Links both to the relevant law and guidance can be found via the links below:
Standing rules: NHS Continuing Healthcare and NHS funded nursing care
National Framework for NHS Continuing Healthcare and NHSfunded Nursing Care
Breaking it Down
The role of the ICB in the CHC decision making process is addressed at paragraph 37 to 41 of the National Framework. Those provisions set out the following parameters:
- The ICB should verify and confirm recommendations on eligibility by MDTs.
- The ICB should not have the function of financial gatekeeping, completing or overturning DSTs or recommendations.
- Whilst the ICB cannot overturn a recommendation, it can refer cases back to an MDT for further work in certain circumstances.
- Where an ICB uses a panel, this should not replace the function of the MDT, whose role is to assess the individual, complete the DST and make a recommendation regarding eligibility.

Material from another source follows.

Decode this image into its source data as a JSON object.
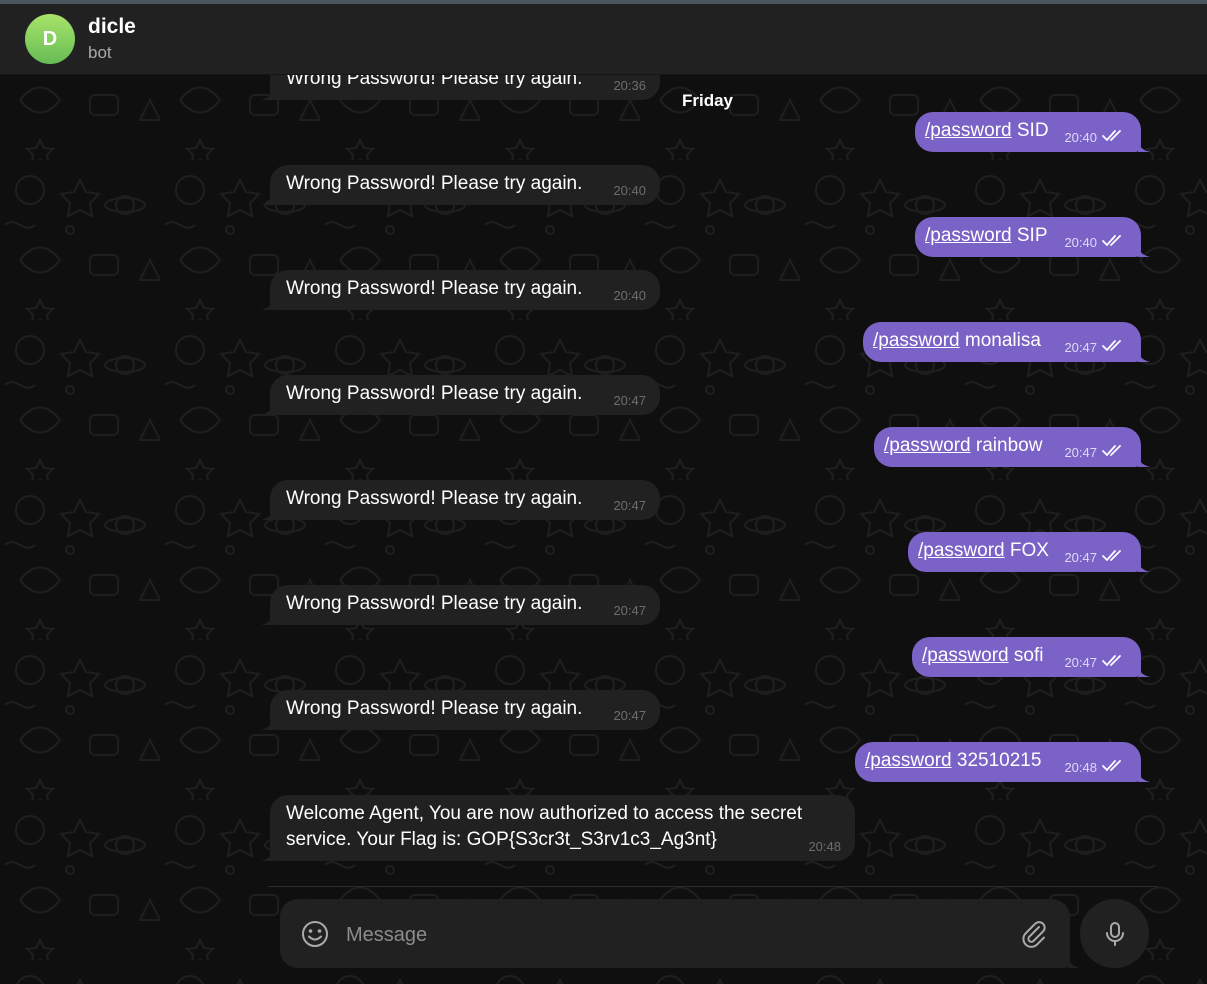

- Eligibility recommendations must be led by the practitioners who have met and assessed the individual.
When can an ICB reject an MDT recommendation?
There is no provision in law or guidance which allows an ICB to reject an eligibility recommendation. In certain exceptional circumstances, the ICB should remit the case back to an MDT for further work, as I’ve highlighted above.
Exceptional circumstances where recommendations may not be accepted by an ICB are just that; exceptional. They should be limited to situations such as where the DST has not been completed fully, or there are significant evidential gaps or the evidence is simply at odds with the recommendation made.
What should you do next?
Where an MDT, having completed a Decision Support Tool, recommends eligibility, and you receive a decision letter from an ICB indicating that it refused to accept an MDT recommendation, you need to decide what to do next. The deadline for appealing an ICB’s eligibility decision is 6 months from the date of the decision letter.
In my professional opinion, a decision like this should always give rise to cause for concern, because the process is intended to give priority to the professional opinion of the MDT members, who, more often than not, have direct involvement in and knowledge of the individual’s care.
The distinction between those decisions which should be challenged and those which should not is often a difficult one to decide and will depend on the specific reasons given by the ICB for not accepting the MDT recommendation. For this reason, you should seek advice from an experienced professional, such as a solicitor, in order to make an informed decision about presenting further challenge by way of an appeal.